Двери столовой грюкнули, и любопытный Сашкин нос, высунувшись из проёма, внимательно обвёл коридор и остановился на Витьке.

— А! Вот он где! А мы его ищем! Чего сидишь тут? — в два шага Шпала подскочил к Виктору.

— Жду компот, — развёл парень руками, с ужасом косясь на столовую, где звенели алюминиевые ложки.

— Та ладно тебе! — Саня хлопнул его по спине. — Пошли, а то нам с Эмкой скучно там.

Витька нехотя поднялся и поплёлся за приятелем.

— Ну чего там, родители принесли тебе что-нибудь похавать?

— А то… Дождёшься от них, — иронично заметил Виктор, с досадой оглядев зал столовой, полный печальных лиц, с неохотой и грустью смотрящих в тарелки.

Эмка попыталась разрядить скучную обстановку:

— Витька, приходи сегодня, ещё разок в картишки сыгранём.
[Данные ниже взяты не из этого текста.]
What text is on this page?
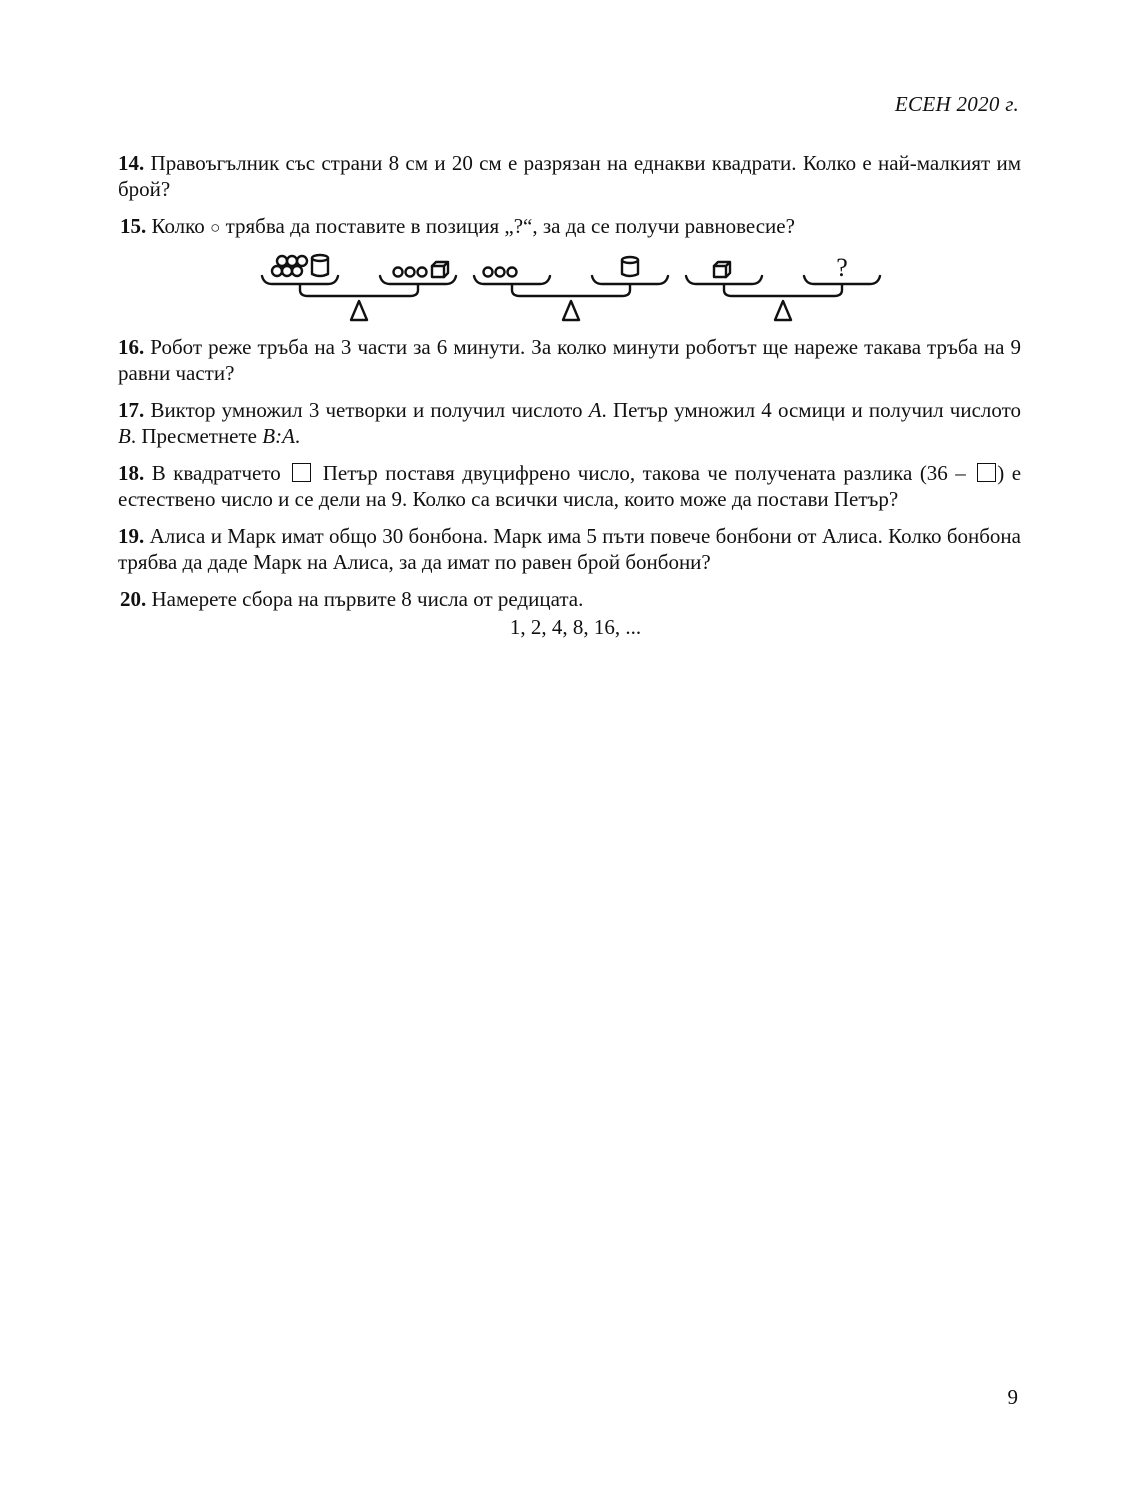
ЕСЕН 2020 г.

14. Правоъгълник със страни 8 см и 20 см е разрязан на еднакви квадрати. Колко е най-малкият им брой?

15. Колко ○ трябва да поставите в позиция „?“, за да се получи равновесие?

?

16. Робот реже тръба на 3 части за 6 минути. За колко минути роботът ще нареже такава тръба на 9 равни части?

17. Виктор умножил 3 четворки и получил числото A. Петър умножил 4 осмици и получил числото B. Пресметнете B:A.

18. В квадратчето Петър поставя двуцифрено число, такова че получената разлика (36 – ) е естествено число и се дели на 9. Колко са всички числа, които може да постави Петър?

19. Алиса и Марк имат общо 30 бонбона. Марк има 5 пъти повече бонбони от Алиса. Колко бонбона трябва да даде Марк на Алиса, за да имат по равен брой бонбони?

20. Намерете сбора на първите 8 числа от редицата.

1, 2, 4, 8, 16, ...
9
Меня Саня научил паре секретов!

— Разбежались, — парень отрицательно поводил указательным пальцем. — Нашли дурака. Я по глазам вижу, что вы махмадерить собрались.

— Ну вот, — девчонка хлопнула ладошкой по столу. — Если Димка не явится, что ж, нам вдвоём с Сашей играть? Инга не захочет…
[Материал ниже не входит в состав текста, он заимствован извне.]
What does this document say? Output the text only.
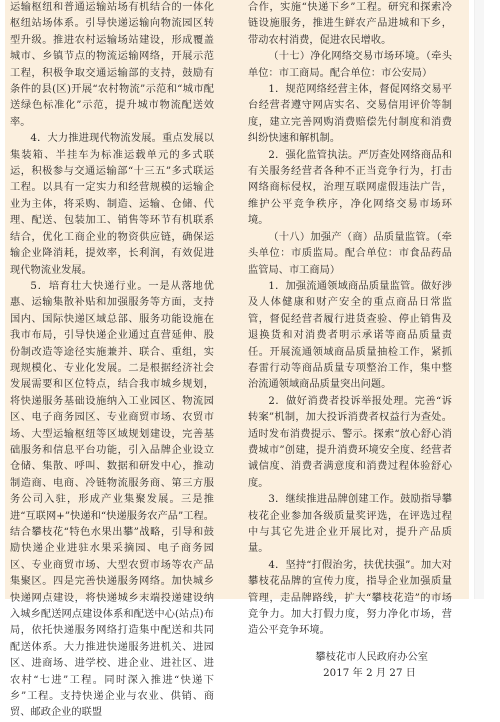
运输枢纽和普通运输站场有机结合的一体化枢纽站场体系。引导快递运输向物流园区转型升级。推进农村运输场站建设，形成覆盖城市、乡镇节点的物流运输网络，开展示范工程，积极争取交通运输部的支持，鼓励有条件的县(区)开展“农村物流”示范和“城市配送绿色标准化”示范，提升城市物流配送效率。

4．大力推进现代物流发展。重点发展以集装箱、半挂车为标准运载单元的多式联运，积极参与交通运输部“十三五”多式联运工程。以具有一定实力和经营规模的运输企业为主体，将采购、制造、运输、仓储、代理、配送、包装加工、销售等环节有机联系结合，优化工商企业的物资供应链，确保运输企业降消耗，提效率，长利润，有效促进现代物流业发展。

5．培育壮大快递行业。一是从落地优惠、运输集散补贴和加强服务等方面，支持国内、国际快递区域总部、服务功能设施在我市布局，引导快递企业通过直营延伸、股份制改造等途径实施兼并、联合、重组，实现规模化、专业化发展。二是根据经济社会发展需要和区位特点，结合我市城乡规划，将快递服务基础设施纳入工业园区、物流园区、电子商务园区、专业商贸市场、农贸市场、大型运输枢纽等区域规划建设，完善基础服务和信息平台功能，引入品牌企业设立仓储、集散、呼叫、数据和研发中心，推动制造商、电商、冷链物流服务商、第三方服务公司入驻，形成产业集聚发展。三是推进“互联网+”快递和“快递服务农产品”工程。结合攀枝花“特色水果出攀”战略，引导和鼓励快递企业进驻水果采摘园、电子商务园区、专业商贸市场、大型农贸市场等农产品集聚区。四是完善快递服务网络。加快城乡快递网点建设，将快递城乡末端投递建设纳入城乡配送网点建设体系和配送中心(站点)布局，依托快递服务网络打造集中配送和共同配送体系。大力推进快递服务进机关、进园区、进商场、进学校、进企业、进社区、进农村“七进”工程。同时深入推进“快递下乡”工程。支持快递企业与农业、供销、商贸、邮政企业的联盟

合作，实施“快递下乡”工程。研究和探索冷链设施服务，推进生鲜农产品进城和下乡，带动农村消费，促进农民增收。

（十七）净化网络交易市场环境。（牵头单位：市工商局。配合单位：市公安局）

1．规范网络经营主体，督促网络交易平台经营者遵守网店实名、交易信用评价等制度，建立完善网购消费赔偿先付制度和消费纠纷快速和解机制。

2．强化监管执法。严厉查处网络商品和有关服务经营者各种不正当竞争行为，打击网络商标侵权，治理互联网虚假违法广告，维护公平竞争秩序，净化网络交易市场环境。

（十八）加强产（商）品质量监管。（牵头单位：市质监局。配合单位：市食品药品监管局、市工商局）

1．加强流通领域商品质量监管。做好涉及人体健康和财产安全的重点商品日常监管，督促经营者履行进货查验、停止销售及退换货和对消费者明示承诺等商品质量责任。开展流通领域商品质量抽检工作，紧抓春雷行动等商品质量专项整治工作，集中整治流通领域商品质量突出问题。

2．做好消费者投诉举报处理。完善“诉转案”机制，加大投诉消费者权益行为查处。适时发布消费提示、警示。探索“放心舒心消费城市”创建，提升消费环境安全度、经营者诚信度、消费者满意度和消费过程体验舒心度。

3．继续推进品牌创建工作。鼓励指导攀枝花企业参加各级质量奖评选，在评选过程中与其它先进企业开展比对，提升产品质量。

4．坚持“打假治劣，扶优扶强”。加大对攀枝花品牌的宣传力度，指导企业加强质量管理，走品牌路线，扩大“攀枝花造”的市场竞争力。加大打假力度，努力净化市场，营造公平竞争环境。

攀枝花市人民政府办公室

2017 年 2 月 27 日
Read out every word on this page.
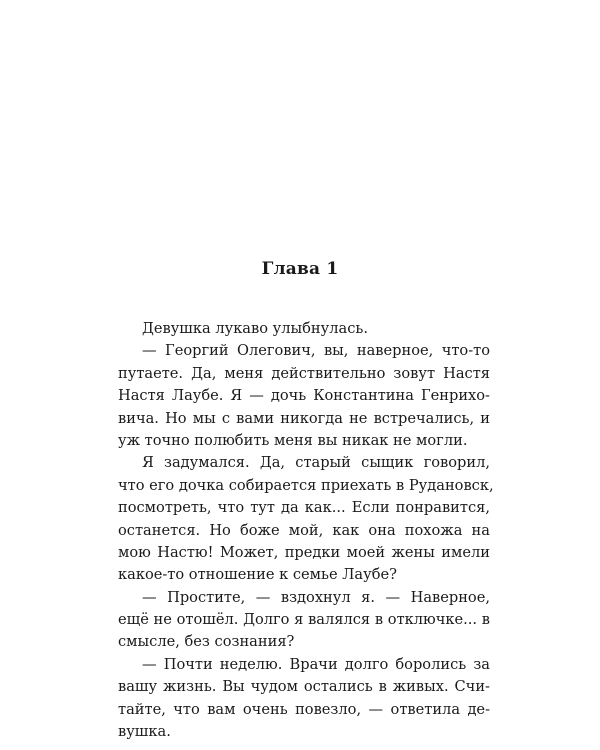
Глава 1
Девушка лукаво улыбнулась.
— Георгий Олегович, вы, наверное, что-то
путаете. Да, меня действительно зовут Настя
Настя Лаубе. Я — дочь Константина Генрихо-
вича. Но мы с вами никогда не встречались, и
уж точно полюбить меня вы никак не могли.
Я задумался. Да, старый сыщик говорил,
что его дочка собирается приехать в Рудановск,
посмотреть, что тут да как... Если понравится,
останется. Но боже мой, как она похожа на
мою Настю! Может, предки моей жены имели
какое-то отношение к семье Лаубе?
— Простите, — вздохнул я. — Наверное,
ещё не отошёл. Долго я валялся в отключке... в
смысле, без сознания?
— Почти неделю. Врачи долго боролись за
вашу жизнь. Вы чудом остались в живых. Счи-
тайте, что вам очень повезло, — ответила де-
вушка.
— А где она, кстати? — спросил Витька, разом забыв о карточной теме.

Эмма пожала плечами.

— В палате, — ответил за неё Шпала. — Надо оно тебе, Витёк? Это прескверная девчонка. Все недостатки твои перечислит, не боясь, как будто держит в кармане запасную челюсть. Базар надо фильтровать. А то мало ли что мне не нравится, я ж не говорю.

Виктор ничего не сказал, но подумав несколько минут, насупился и фыркнул.

— Ну а она говорит. Честь и хвала.

— Что ты несёшь? — зевнул Шпала. — Вирус, что ли, до мозгов добрался?..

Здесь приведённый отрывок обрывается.